Filles de Jérusalem : l’expression, reprise plusieurs fois dans le Cantique des Cantiques, et qui a fait l’objet de nombreux développements midrashiques sur l’avenir de Jérusalem et des nations, nous place d’ores et déjà dans un discours de type eschatologique. Elle sera d’ailleurs reprise, au singulier, dans ce passage de Zacharie si cher à Luc : « Réjouis-toi fort, fille de Sion, jubile, fille de Jérusalem! Voici que ton roi vient à toi juste et victorieux, humble, monté sur un âne, sur le petit de l’ânesse » (Za 9, 9), ou encore chez Sophonie : « Entonne des chants, fille de Sion, pousse des cris de joie, ô Israël ! Réjouis-toi et exulte de tout cœur, fille de Jérusalem ! YHVH a rapporté les sentences qui te condamnaient, il a expulsé tes ennemis ; le roi d’Israël, YHVH, est au milieu de toi : tu n’auras plus de malheur à redouter ! » (So 3, 14-15). Les Filles de Jérusalem, c’est l’Israël qui consomme ses noces avec le Seigneur. Chez Luc, c’est aussi Marie, la mère du Seigneur. Nous pourrions dire aujourd’hui simplement que c’est l’Eglise.

Heureuses les femmes stériles : c’est ici le coeur de la consolation, tiré du chapitre 54 d’Isaïe, qu’il faut évidemment lire en entier, mais qui commence ainsi : « Réjouis-toi, femme stérile qui n’as point enfanté ! Fais éclater ton allégresse et chante, toi qui n’as pas été en mal d’enfant ! Car plus nombreux seront les enfants de la femme délaissée que de la femme mariée, a dit YHVH » (Is 54, 1). Tout le chapitre est axé sur la consolation d’Israël, évoquant sa fécondité parmi les nations malgré sa désolation intérieure. Ce premier verset de Is 54 a d’ailleurs fait l’objet d’un midrash qui dit ceci : « Rabbi Lévi a enseigné : Lorsque le Temple était en place, il a produit devant YHVH des hommes impies, comme [les rois] A‘haz, Menassé et Amon. Lorsqu’il a été détruit, il a élevé au contraire devant Moi des tsaddiqim comme Daniel et ses proches, Mardochée et ses proches, Ezra et ses proches, ainsi qu’il est écrit : “Car plus grands seront les enfants de la désolée que ceux de l’heureuse, a dit YHVH” » 1. Ici, la destruction du corps de Jésus, le Temple, s’annonce comme d’une grande fécondité à venir parmi toutes les nations, et l’épouse, la belle Jérusalem, en est consolée.

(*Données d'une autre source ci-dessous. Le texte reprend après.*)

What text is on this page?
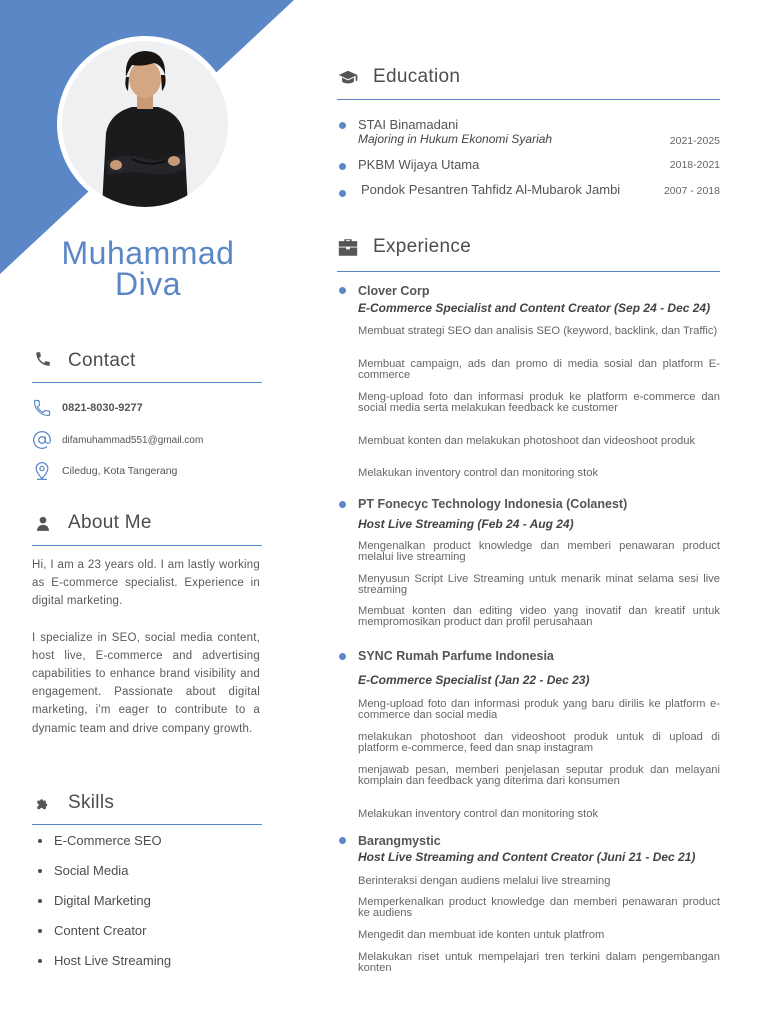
Muhammad
Diva
Contact
0821-8030-9277
difamuhammad551@gmail.com
Ciledug, Kota Tangerang
About Me

Hi, I am a 23 years old. I am lastly working as E-commerce specialist. Experience in digital marketing.

I specialize in SEO, social media content, host live, E-commerce and advertising capabilities to enhance brand visibility and engagement. Passionate about digital marketing, i'm eager to contribute to a dynamic team and drive company growth.

Skills
E-Commerce SEO
Social Media
Digital Marketing
Content Creator
Host Live Streaming
Education
STAI Binamadani
Majoring in Hukum Ekonomi Syariah	2021-2025
PKBM Wijaya Utama	2018-2021
Pondok Pesantren Tahfidz Al-Mubarok Jambi	2007 - 2018
Experience
Clover Corp
E-Commerce Specialist and Content Creator (Sep 24 - Dec 24)

Membuat strategi SEO dan analisis SEO (keyword, backlink, dan Traffic)

Membuat campaign, ads dan promo di media sosial dan platform E-commerce

Meng-upload foto dan informasi produk ke platform e-commerce dan social media serta melakukan feedback ke customer

Membuat konten dan melakukan photoshoot dan videoshoot produk

Melakukan inventory control dan monitoring stok

PT Fonecyc Technology Indonesia (Colanest)
Host Live Streaming (Feb 24 - Aug 24)

Mengenalkan product knowledge dan memberi penawaran product melalui live streaming

Menyusun Script Live Streaming untuk menarik minat selama sesi live streaming

Membuat konten dan editing video yang inovatif dan kreatif untuk mempromosikan product dan profil perusahaan

SYNC Rumah Parfume Indonesia
E-Commerce Specialist (Jan 22 - Dec 23)

Meng-upload foto dan informasi produk yang baru dirilis ke platform e-commerce dan social media

melakukan photoshoot dan videoshoot produk untuk di upload di platform e-commerce, feed dan snap instagram

menjawab pesan, memberi penjelasan seputar produk dan melayani komplain dan feedback yang diterima dari konsumen

Melakukan inventory control dan monitoring stok

Barangmystic
Host Live Streaming and Content Creator (Juni 21 - Dec 21)

Berinteraksi dengan audiens melalui live streaming

Memperkenalkan product knowledge dan memberi penawaran product ke audiens

Mengedit dan membuat ide konten untuk platfrom

Melakukan riset untuk mempelajari tren terkini dalam pengembangan konten
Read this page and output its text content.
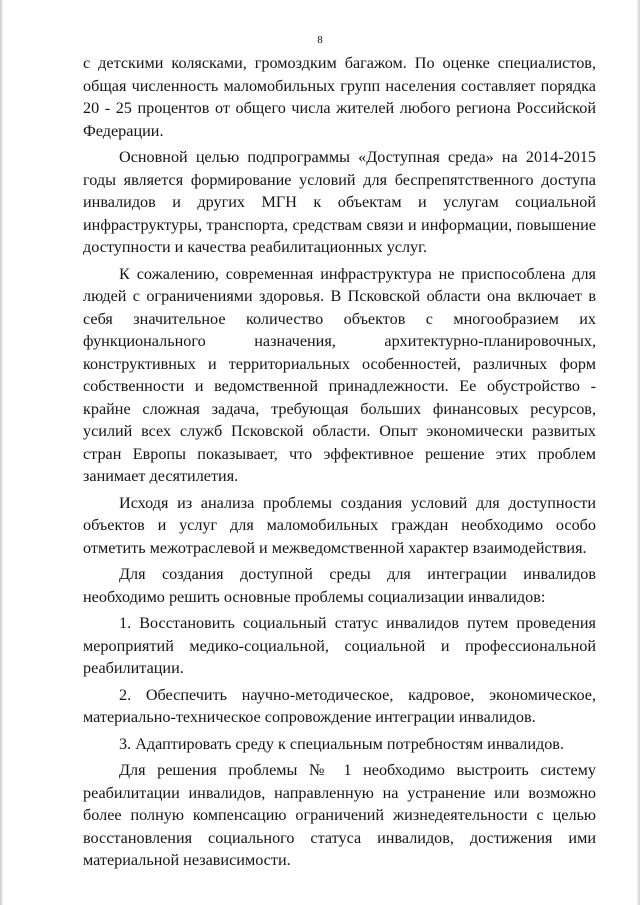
8

с детскими колясками, громоздким багажом. По оценке специалистов, общая численность маломобильных групп населения составляет порядка 20 - 25 процентов от общего числа жителей любого региона Российской Федерации.

Основной целью подпрограммы «Доступная среда» на 2014-2015 годы является формирование условий для беспрепятственного доступа инвалидов и других МГН к объектам и услугам социальной инфраструктуры, транспорта, средствам связи и информации, повышение доступности и качества реабилитационных услуг.

К сожалению, современная инфраструктура не приспособлена для людей с ограничениями здоровья. В Псковской области она включает в себя значительное количество объектов с многообразием их функционального назначения, архитектурно-планировочных, конструктивных и территориальных особенностей, различных форм собственности и ведомственной принадлежности. Ее обустройство - крайне сложная задача, требующая больших финансовых ресурсов, усилий всех служб Псковской области. Опыт экономически развитых стран Европы показывает, что эффективное решение этих проблем занимает десятилетия.

Исходя из анализа проблемы создания условий для доступности объектов и услуг для маломобильных граждан необходимо особо отметить межотраслевой и межведомственной характер взаимодействия.

Для создания доступной среды для интеграции инвалидов необходимо решить основные проблемы социализации инвалидов:

1. Восстановить социальный статус инвалидов путем проведения мероприятий медико-социальной, социальной и профессиональной реабилитации.

2. Обеспечить научно-методическое, кадровое, экономическое, материально-техническое сопровождение интеграции инвалидов.

3. Адаптировать среду к специальным потребностям инвалидов.

Для решения проблемы № 1 необходимо выстроить систему реабилитации инвалидов, направленную на устранение или возможно более полную компенсацию ограничений жизнедеятельности с целью восстановления социального статуса инвалидов, достижения ими материальной независимости.
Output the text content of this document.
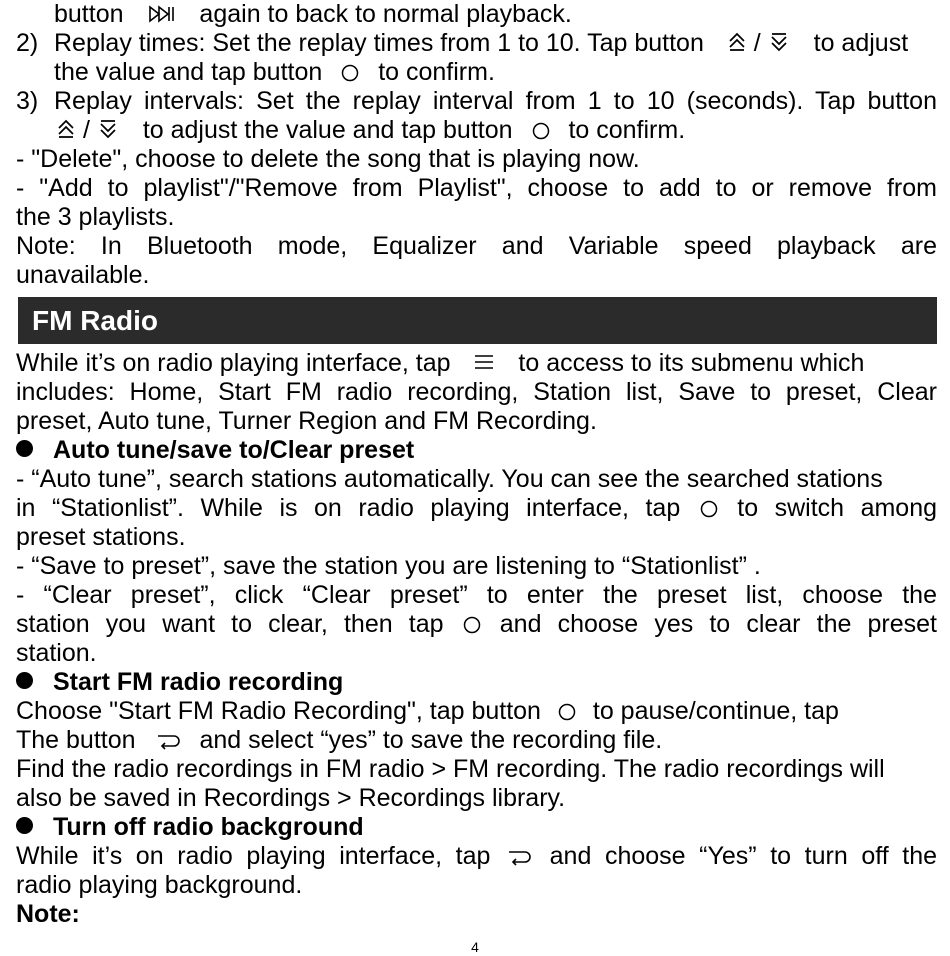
button	again to back to normal playback.
2) Replay times: Set the replay times from 1 to 10. Tap button / to adjust
the value and tap button to confirm.
3) Replay intervals: Set the replay interval from 1 to 10 (seconds). Tap button
/ to adjust the value and tap button to confirm.
- "Delete", choose to delete the song that is playing now.
- "Add to playlist"/"Remove from Playlist", choose to add to or remove from
the 3 playlists.
Note: In Bluetooth mode, Equalizer and Variable speed playback are
unavailable.
FM Radio
While it’s on radio playing interface, tap	to access to its submenu which
includes: Home, Start FM radio recording, Station list, Save to preset, Clear
preset, Auto tune, Turner Region and FM Recording.
Auto tune/save to/Clear preset
- “Auto tune”, search stations automatically. You can see the searched stations
in “Stationlist”. While is on radio playing interface, tap to switch among
preset stations.
- “Save to preset”, save the station you are listening to “Stationlist” .
- “Clear preset”, click “Clear preset” to enter the preset list, choose the
station you want to clear, then tap and choose yes to clear the preset
station.
Start FM radio recording
Choose "Start FM Radio Recording", tap button to pause/continue, tap
The button	and select “yes” to save the recording file.
Find the radio recordings in FM radio > FM recording. The radio recordings will
also be saved in Recordings > Recordings library.
Turn off radio background
While it’s on radio playing interface, tap and choose “Yes” to turn off the
radio playing background.
Note:
4
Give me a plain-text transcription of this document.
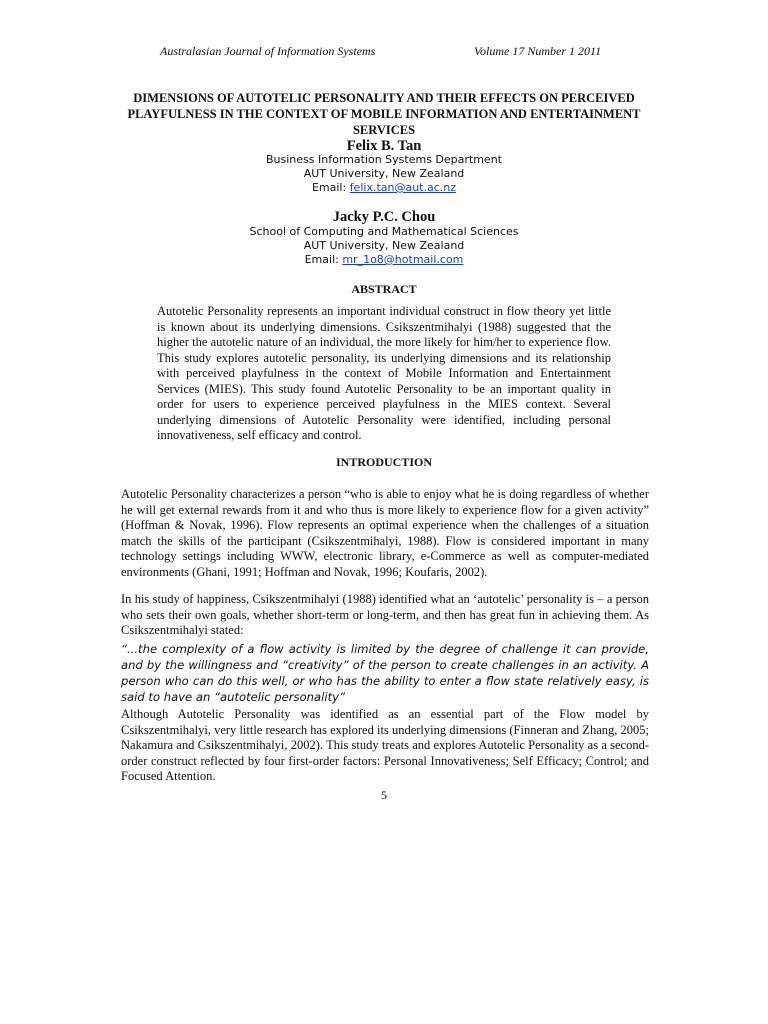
Australasian Journal of Information Systems	Volume 17 Number 1 2011
DIMENSIONS OF AUTOTELIC PERSONALITY AND THEIR EFFECTS ON PERCEIVED PLAYFULNESS IN THE CONTEXT OF MOBILE INFORMATION AND ENTERTAINMENT SERVICES
Felix B. Tan
Business Information Systems Department
AUT University, New Zealand
Email: felix.tan@aut.ac.nz
Jacky P.C. Chou
School of Computing and Mathematical Sciences
AUT University, New Zealand
Email: mr_1o8@hotmail.com
ABSTRACT
Autotelic Personality represents an important individual construct in flow theory yet little is known about its underlying dimensions. Csikszentmihalyi (1988) suggested that the higher the autotelic nature of an individual, the more likely for him/her to experience flow. This study explores autotelic personality, its underlying dimensions and its relationship with perceived playfulness in the context of Mobile Information and Entertainment Services (MIES). This study found Autotelic Personality to be an important quality in order for users to experience perceived playfulness in the MIES context. Several underlying dimensions of Autotelic Personality were identified, including personal innovativeness, self efficacy and control.
INTRODUCTION

Autotelic Personality characterizes a person “who is able to enjoy what he is doing regardless of whether he will get external rewards from it and who thus is more likely to experience flow for a given activity” (Hoffman & Novak, 1996). Flow represents an optimal experience when the challenges of a situation match the skills of the participant (Csikszentmihalyi, 1988). Flow is considered important in many technology settings including WWW, electronic library, e-Commerce as well as computer-mediated environments (Ghani, 1991; Hoffman and Novak, 1996; Koufaris, 2002).

In his study of happiness, Csikszentmihalyi (1988) identified what an ‘autotelic’ personality is – a person who sets their own goals, whether short-term or long-term, and then has great fun in achieving them. As Csikszentmihalyi stated:

“...the complexity of a flow activity is limited by the degree of challenge it can provide, and by the willingness and “creativity” of the person to create challenges in an activity. A person who can do this well, or who has the ability to enter a flow state relatively easy, is said to have an “autotelic personality”

Although Autotelic Personality was identified as an essential part of the Flow model by Csikszentmihalyi, very little research has explored its underlying dimensions (Finneran and Zhang, 2005; Nakamura and Csikszentmihalyi, 2002). This study treats and explores Autotelic Personality as a second-order construct reflected by four first-order factors: Personal Innovativeness; Self Efficacy; Control; and Focused Attention.

5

Alors on se mettra à dire aux montagnes : Tombez sur nous ! et aux collines : Couvrez-nous ! : L’expression est tirée de Os 10, 8. Dans ce chapitre, le prophète fait état du jugement vengeur de Dieu contre Israël pour son infidélité, son idolâtrie : « Israël est une vigne dépouillée. On lui avait prodigué les fruits : à mesure que ses fruits augmentaient, il multipliait les autels ; plus son pays était prospère, plus ils érigeaient de belles stèles. Leur cœur s’est partagé, ils en portent la peine maintenant ; Lui-même abattra leurs autels, ruinera leurs stèles » (Os 10, 1-2). Il est important ici de lire ce passage en parallèle de la prophétie du sixième sceau, de l’Apocalypse : « Lorsqu’il ouvrit le sixième sceau, alors il se fit un violent tremblement de terre, et le soleil devint noir comme une étoffe de crin, et la lune devint tout entière comme du sang, […] tous enfin, esclaves ou libres, ils allèrent se terrer dans les cavernes et parmi les rochers des montagnes, disant aux montagnes et aux rochers : « Croulez sur nous et cachez-nous loin de Celui qui siège sur le trône et loin de la colère de l’Agneau. » » (Ap 6, 12-16). Après la consolation pour les justes, Jésus fait état du jugement pour ceux qui, au sein même d’Israël, au sein même du corps, ont été infidèles à Dieu et doivent craindre son jugement.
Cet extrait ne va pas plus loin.